For over twenty years, scientists have known that a normal protein in the brain, PrP, or prion protein, can turn harmful and cause deadly illnesses like Creutzfeldt-Jakob disease (CJD) in humans, and bovine spongiform encephalopathy (BSE) in cattle. What they could not explain is why large amounts of this normal protein are produced by our bodies in the first place.
Researchers from the University of Konstanz in Germany now reveal that PrP indeed plays a beneficial role for the organism – PrP helps cells communicate with one another during embryonic development.
In prion diseases, what transforms the normal PrP protein into a life-threatening substance is the abnormal alteration of its chemical structure. Moreover, prions have the treacherous ability to replicate by imprinting their abnormal structure into healthy PrPs, thereby generating new pathogenic particles. While this "conversion" process explains how prions are disseminated, "An abnormal function of the prion protein is considered to be one of the reasons for neuronal degeneration," explains Dr. Edward Málaga-Trillo, leader of the study in Konstanz. However, the normal function of PrP has remained an unsolved mystery for many years. Until now, all previous experiments in genetically modified mice had failed to provide conclusive evidence, as these animals lacking PrP seemed perfectly healthy. A dead end?

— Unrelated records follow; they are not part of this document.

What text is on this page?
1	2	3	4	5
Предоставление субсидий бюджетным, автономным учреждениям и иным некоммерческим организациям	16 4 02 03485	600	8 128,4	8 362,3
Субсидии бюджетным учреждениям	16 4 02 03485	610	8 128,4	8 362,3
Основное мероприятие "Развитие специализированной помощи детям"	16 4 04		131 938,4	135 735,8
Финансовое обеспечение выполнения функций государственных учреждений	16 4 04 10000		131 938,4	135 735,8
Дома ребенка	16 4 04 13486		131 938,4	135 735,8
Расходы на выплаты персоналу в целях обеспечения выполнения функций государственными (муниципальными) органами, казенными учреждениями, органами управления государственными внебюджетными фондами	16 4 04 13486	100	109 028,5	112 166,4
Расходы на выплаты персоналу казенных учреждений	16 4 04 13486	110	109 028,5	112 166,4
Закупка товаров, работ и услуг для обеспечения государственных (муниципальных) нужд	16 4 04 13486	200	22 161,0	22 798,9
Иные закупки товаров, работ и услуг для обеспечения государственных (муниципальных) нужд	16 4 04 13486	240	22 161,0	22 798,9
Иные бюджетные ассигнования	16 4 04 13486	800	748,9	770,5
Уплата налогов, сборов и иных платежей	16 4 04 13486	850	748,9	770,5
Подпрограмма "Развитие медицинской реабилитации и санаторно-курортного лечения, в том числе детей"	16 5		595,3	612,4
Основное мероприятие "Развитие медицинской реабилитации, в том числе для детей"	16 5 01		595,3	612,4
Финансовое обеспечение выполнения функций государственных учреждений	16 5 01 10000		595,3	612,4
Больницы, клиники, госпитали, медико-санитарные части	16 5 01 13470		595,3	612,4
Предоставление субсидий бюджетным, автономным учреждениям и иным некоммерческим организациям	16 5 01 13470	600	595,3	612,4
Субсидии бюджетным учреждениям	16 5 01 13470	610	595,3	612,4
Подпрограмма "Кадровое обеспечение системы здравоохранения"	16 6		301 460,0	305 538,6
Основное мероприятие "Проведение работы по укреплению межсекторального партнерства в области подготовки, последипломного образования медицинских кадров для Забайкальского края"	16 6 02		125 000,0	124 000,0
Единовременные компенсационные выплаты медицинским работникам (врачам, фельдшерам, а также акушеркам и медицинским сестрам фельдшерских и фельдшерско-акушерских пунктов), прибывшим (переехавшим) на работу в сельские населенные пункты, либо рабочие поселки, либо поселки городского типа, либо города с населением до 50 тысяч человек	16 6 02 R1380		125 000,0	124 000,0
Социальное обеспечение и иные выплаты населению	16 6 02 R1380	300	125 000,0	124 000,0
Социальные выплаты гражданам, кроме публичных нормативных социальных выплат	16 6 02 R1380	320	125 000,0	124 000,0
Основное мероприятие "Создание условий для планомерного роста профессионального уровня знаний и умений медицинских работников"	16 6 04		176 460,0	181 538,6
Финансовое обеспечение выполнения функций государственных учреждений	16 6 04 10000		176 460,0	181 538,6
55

By no means. The scientists from Konstanz were able to show that the lack of PrP can cause clear physiological abnormalities in a living animal and the trick was to use the tiny zebrafish as a model.
When the researchers from Konstanz microinjected zebrafish eggs with morpholinos, DNA-like molecules that prevent the normal production of PrP, the treated zebrafish embryos were unable to develop normally and eventually died. The proteins in the fish embryos normally found at cell-to-cell contact sites disappeared, rendering these cells unable to communicate and carry out the differentiation program that shapes the major structures of the body, including the nervous system.

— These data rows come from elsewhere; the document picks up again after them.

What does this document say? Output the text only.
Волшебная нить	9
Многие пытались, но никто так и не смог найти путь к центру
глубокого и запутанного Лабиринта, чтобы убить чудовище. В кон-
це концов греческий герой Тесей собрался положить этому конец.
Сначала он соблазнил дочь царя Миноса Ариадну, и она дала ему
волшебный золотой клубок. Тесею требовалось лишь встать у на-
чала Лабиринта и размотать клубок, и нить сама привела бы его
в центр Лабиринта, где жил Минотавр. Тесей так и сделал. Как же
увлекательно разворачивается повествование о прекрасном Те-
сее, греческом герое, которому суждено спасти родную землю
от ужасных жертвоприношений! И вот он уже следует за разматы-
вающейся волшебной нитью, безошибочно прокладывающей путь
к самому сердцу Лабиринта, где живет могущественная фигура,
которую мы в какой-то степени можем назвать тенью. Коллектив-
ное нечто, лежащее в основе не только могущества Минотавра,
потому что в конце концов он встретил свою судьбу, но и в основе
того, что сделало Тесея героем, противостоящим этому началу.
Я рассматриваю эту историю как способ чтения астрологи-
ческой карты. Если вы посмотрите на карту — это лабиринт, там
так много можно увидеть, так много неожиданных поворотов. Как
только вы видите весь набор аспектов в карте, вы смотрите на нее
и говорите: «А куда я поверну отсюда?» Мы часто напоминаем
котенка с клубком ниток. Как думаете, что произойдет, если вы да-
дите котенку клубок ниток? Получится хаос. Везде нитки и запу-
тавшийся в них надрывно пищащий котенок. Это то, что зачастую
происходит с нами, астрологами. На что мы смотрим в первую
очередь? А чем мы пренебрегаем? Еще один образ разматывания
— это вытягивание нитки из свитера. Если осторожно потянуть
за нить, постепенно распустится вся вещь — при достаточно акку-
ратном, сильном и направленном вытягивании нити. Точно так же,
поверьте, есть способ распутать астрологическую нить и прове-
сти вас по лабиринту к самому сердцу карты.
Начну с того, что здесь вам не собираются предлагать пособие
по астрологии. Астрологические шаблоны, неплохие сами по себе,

"We were then able to prove that PrP serves as a glue element, bringing cells together and keeping them in contact," explains co-author Dr. Gonzalo Solis, member of the team at the laboratory of Prof. Claudia Stürmer. "When two neighboring cells make contact, they become able to exchange important signals that affect the function of a tissue in the body."
Although the work by Málaga-Trillo, Solis, and colleagues does not offer an immediate cure for CJD or BSE, the team from Konstanz has fit together the first pieces of a complex puzzle, which may widen our understanding of prion diseases and provide hope for their effective treatment.